Freshman center Diamond Stone, who had 16 points and seven boards off the bench, concurred.

“Rob can beat you in so many different ways,” Stone said. “He gets after it, and he’s great on defense too. He works hard in practice and is a great role model for younger guys like me.”

Speaking of defense, that’s one area Carter, and Turgeon for that matter, would like to see improvement. While the Georgian has his moments, actively protecting the rim and stuffing opposing bigs inside, he’s had some issues locking down on the perimeter. Marshall, which ended up shooting 19 percent from range, didn’t really take advantage, but in previous games Carter hasn’t always closed quickly enough on outside shooters.

On the defensive end, I feel like I can … dominate on that end. I have to continue working on moving my feet and closing out. Rebounding the ball, they say you can always be selfish rebounding, so I have to be selfish with that,” Carter said. “And then just working on offense. So really just everything. I can always get better in every aspect of the game.”

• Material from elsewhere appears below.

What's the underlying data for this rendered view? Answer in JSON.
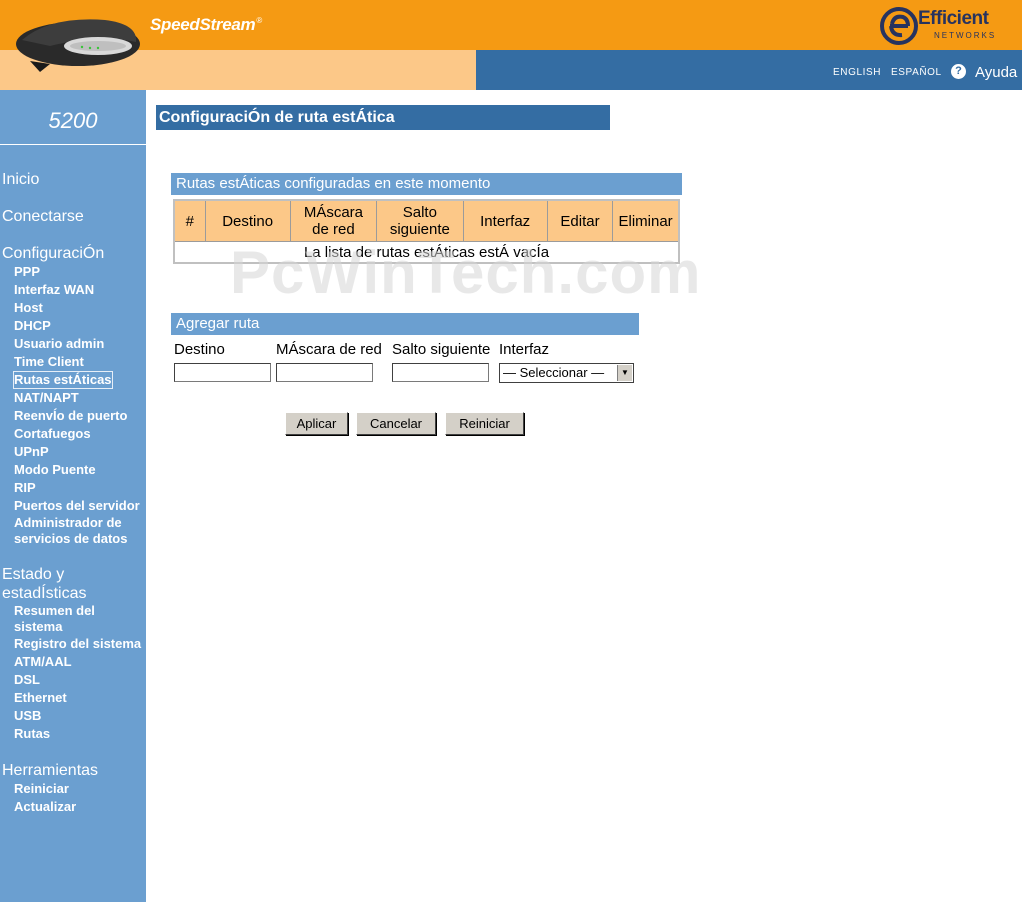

Work ethic isn’t something Turgeon and Co. are concerned about. The headman knows the Georgia Tech transfer is always searching for an edge, concentrating on minute details that can elevate his game. Which is why Turgeon has said Carter, perhaps the Terps’ most complete player right now, is far from a finished product.

“There’s a lot more we haven’t seen yet as we move forward,” Turgeon said before. “There’s more he can still show.”